A medida que el convoy cargado de residuos radiactivos se acercaba a su destino, el depósito de Gorleben, al norte de Alemania, las protestas anti-nucleares arreciaron produciéndose enfrentamientos entre policías y manifestantes. La oposición al paso del tren “Castor”, que transporta 150 toneladas de basura nuclear fue colorida y tuvo como protagonistas a jóvenes y viejos, a la población alemana misma: desde familias que iban cantando y ondeando banderas arcoiris, hasta pensionistas a bordo de andaderas con motor. Sin embargo a lo largo de las vías de ferrocarril por donde pasaban los once vagones tipo “castor”, con basura nuclear a bordo, los enfrentamientos entre policías y manifestantes eran más frecuentes y violentos.

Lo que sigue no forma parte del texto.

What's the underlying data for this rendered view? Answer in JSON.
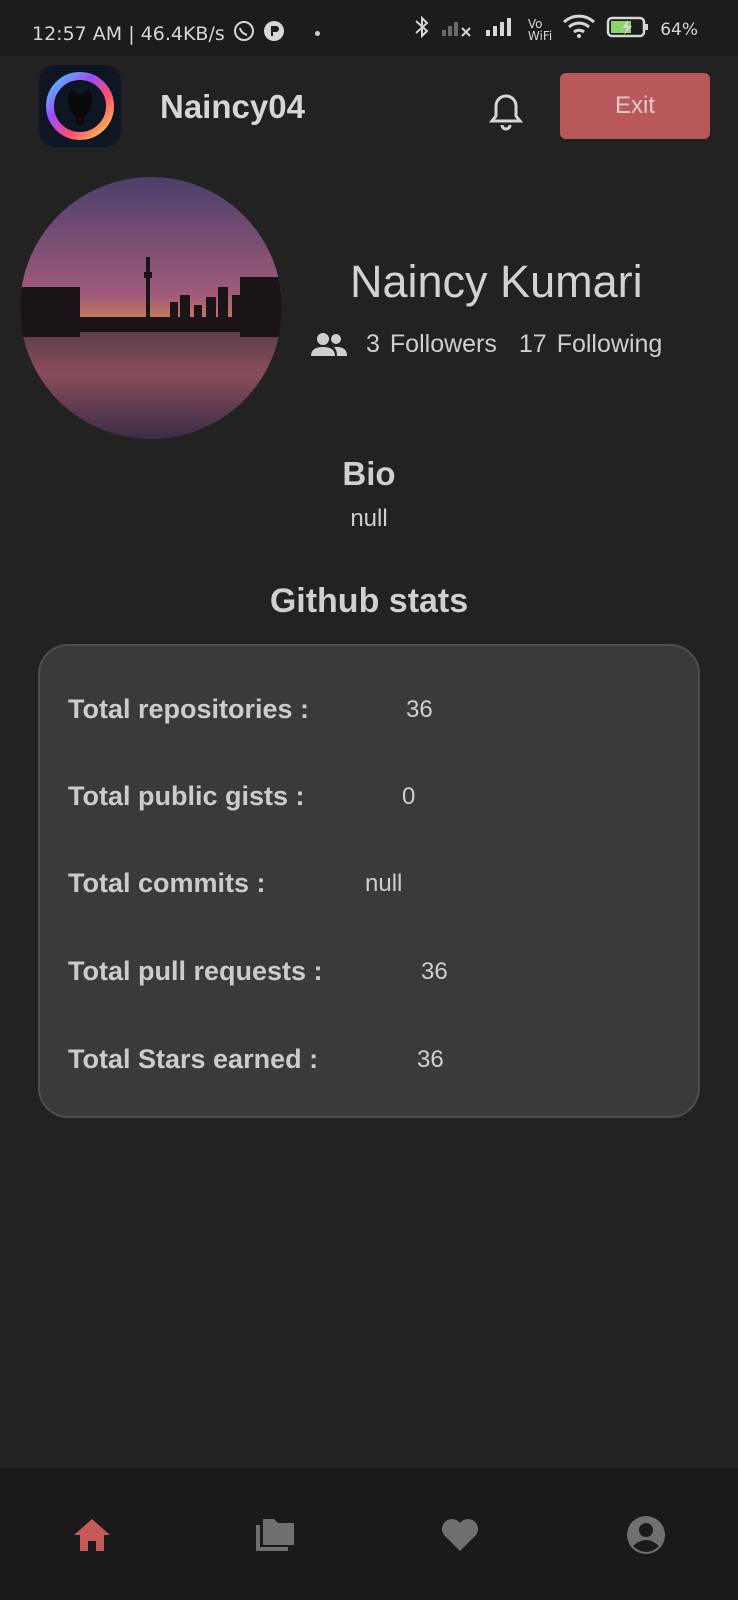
{
  "status_bar": {
    "time_speed": "12:57 AM | 46.4KB/s",
    "vo_wifi_label": "Vo\nWiFi",
    "battery": "64%"
  },
  "app_bar": {
    "username": "Naincy04",
    "exit_label": "Exit"
  },
  "profile": {
    "name": "Naincy Kumari",
    "followers_count": "3",
    "followers_label": "Followers",
    "following_count": "17",
    "following_label": "Following"
  },
  "bio": {
    "title": "Bio",
    "value": "null"
  },
  "stats": {
    "title": "Github stats",
    "rows": [
      {
        "label": "Total repositories  :",
        "value": "36"
      },
      {
        "label": "Total public gists  :",
        "value": "0"
      },
      {
        "label": "Total commits  :",
        "value": "null"
      },
      {
        "label": "Total pull requests  :",
        "value": "36"
      },
      {
        "label": "Total Stars earned  :",
        "value": "36"
      }
    ]
  },
  "bottom_nav": {
    "items": [
      {
        "icon": "home-icon",
        "active": true
      },
      {
        "icon": "folder-icon",
        "active": false
      },
      {
        "icon": "heart-icon",
        "active": false
      },
      {
        "icon": "account-icon",
        "active": false
      }
    ]
  },
  "colors": {
    "background": "#222222",
    "accent": "#b8585b",
    "card": "#3a3a3a"
  }
}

Varios activistas en Harlingen, cerca de Gorleben, bloquearon las vías con neumáticos a los que les prendieron fuego. En Metzingen, localidad cercana al depósito, se registraron los peores incidentes. La policía informó que sus efectivos fueron atacados con coctéles molotov y piedras. Durante la víspera las fuerzas del orden utilizaron cañones de agua, pelotas de goma y gases lacrimógenos para dispersar a los activistas.
Unos 20 mil efectivos acompañaron el trayecto del convoy.
Movimiento fuertemente arraigado
Desde hace décadas la oposición a la energía nuclear se ha hecho sentir en esta región al norte del estado federado de Baja Sajonia. Pero los cálculos sobre el número de participantes no podían ser más distintos. Según la policía alrededor de 8 mil manifestantes acompañados de unos 400 tractores se reunieron en la localidad de Dannenberg. Según organizaciones anti-nucleares acudieron hasta 23.000 detractores del uso de energía nuclear provenientes de todo el país. En dicha localidad tuvo lugar un gran acto de protesta en el que los participantes demandaron que Gorleben no se convierta en depósito permanente.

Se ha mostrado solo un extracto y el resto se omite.